Daerah Sinergitas Kebudayaan antara Disbudpar dan DPRD Jatim Dalam pagelaran wayang kulit bertajuk...

Sinergitas Kebudayaan antara Disbudpar dan DPRD Jatim Dalam pagelaran wayang kulit bertajuk : Sirnane Angkara Murka

14
0

Jawa Timur – Ribuan warga memadati lapangan Desa Dayu, Kecamatan Nglegok, Kabupaten Blitar, pada Minggu malam (20/7/2025) untuk menyaksikan pagelaran wayang kulit bertajuk “Sirnane Angkara Murka”. Acara ini merupakan Sinergitas Kebudayaan antara Dinas Kebudayaan dan Pariwisata (Disbudpar) Provinsi Jawa Timur bersama DPRD Provinsi Jawa Timur, dengan menghadirkan dalang muda berbakat asal Solo, Ki MPP Bayu Aji.

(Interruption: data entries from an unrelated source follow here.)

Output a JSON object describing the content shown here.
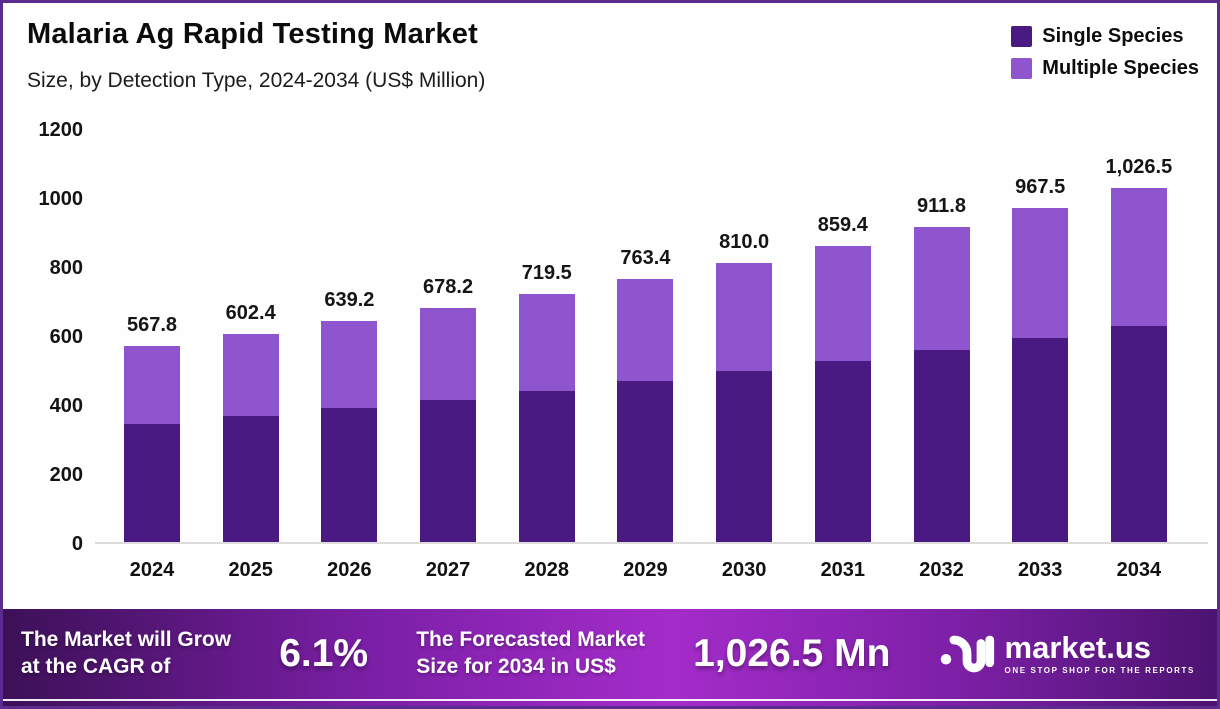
{
  "title": "Malaria Ag Rapid Testing Market",
  "subtitle": "Size, by Detection Type, 2024-2034 (US$ Million)",
  "colors": {
    "single_species": "#491b82",
    "multiple_species": "#8e55cf",
    "frame": "#5c2b90",
    "banner_gradient_start": "#3c1057",
    "banner_gradient_mid": "#a42cca",
    "banner_gradient_end": "#4c1370"
  },
  "chart_data": {
    "type": "bar",
    "stacked": true,
    "title": "Malaria Ag Rapid Testing Market",
    "subtitle": "Size, by Detection Type, 2024-2034 (US$ Million)",
    "xlabel": "",
    "ylabel": "US$ Million",
    "ylim": [
      0,
      1200
    ],
    "yticks": [
      0,
      200,
      400,
      600,
      800,
      1000,
      1200
    ],
    "grid": false,
    "legend_position": "top-right",
    "categories": [
      "2024",
      "2025",
      "2026",
      "2027",
      "2028",
      "2029",
      "2030",
      "2031",
      "2032",
      "2033",
      "2034"
    ],
    "series": [
      {
        "name": "Single Species",
        "color": "#491b82",
        "values": [
          343.2,
          364.4,
          388.3,
          412.6,
          437.0,
          466.0,
          495.0,
          524.9,
          556.7,
          590.4,
          626.2
        ]
      },
      {
        "name": "Multiple Species",
        "color": "#8e55cf",
        "values": [
          224.6,
          238.0,
          250.9,
          265.6,
          282.5,
          297.4,
          315.0,
          334.5,
          355.1,
          377.1,
          400.3
        ]
      }
    ],
    "total_labels": [
      "567.8",
      "602.4",
      "639.2",
      "678.2",
      "719.5",
      "763.4",
      "810.0",
      "859.4",
      "911.8",
      "967.5",
      "1,026.5"
    ]
  },
  "banner": {
    "cagr_label_line1": "The Market will Grow",
    "cagr_label_line2": "at the CAGR of",
    "cagr_value": "6.1%",
    "forecast_label_line1": "The Forecasted Market",
    "forecast_label_line2": "Size for 2034 in US$",
    "forecast_value": "1,026.5 Mn",
    "brand_name": "market.us",
    "brand_tagline": "ONE STOP SHOP FOR THE REPORTS"
  }
}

Kehadiran masyarakat Dayu menunjukkan antusiasme tinggi terhadap pelestarian budaya tradisional. Tak hanya menonton pertunjukan wayang, penonton juga terhibur dengan penampilan spesial dari para bintang tamu seperti Niken Salindri dan pelawak Jo Klithik dan Jo Kluthuk, yang sukses menyulut gelak tawa di tengah malam yang penuh makna budaya itu.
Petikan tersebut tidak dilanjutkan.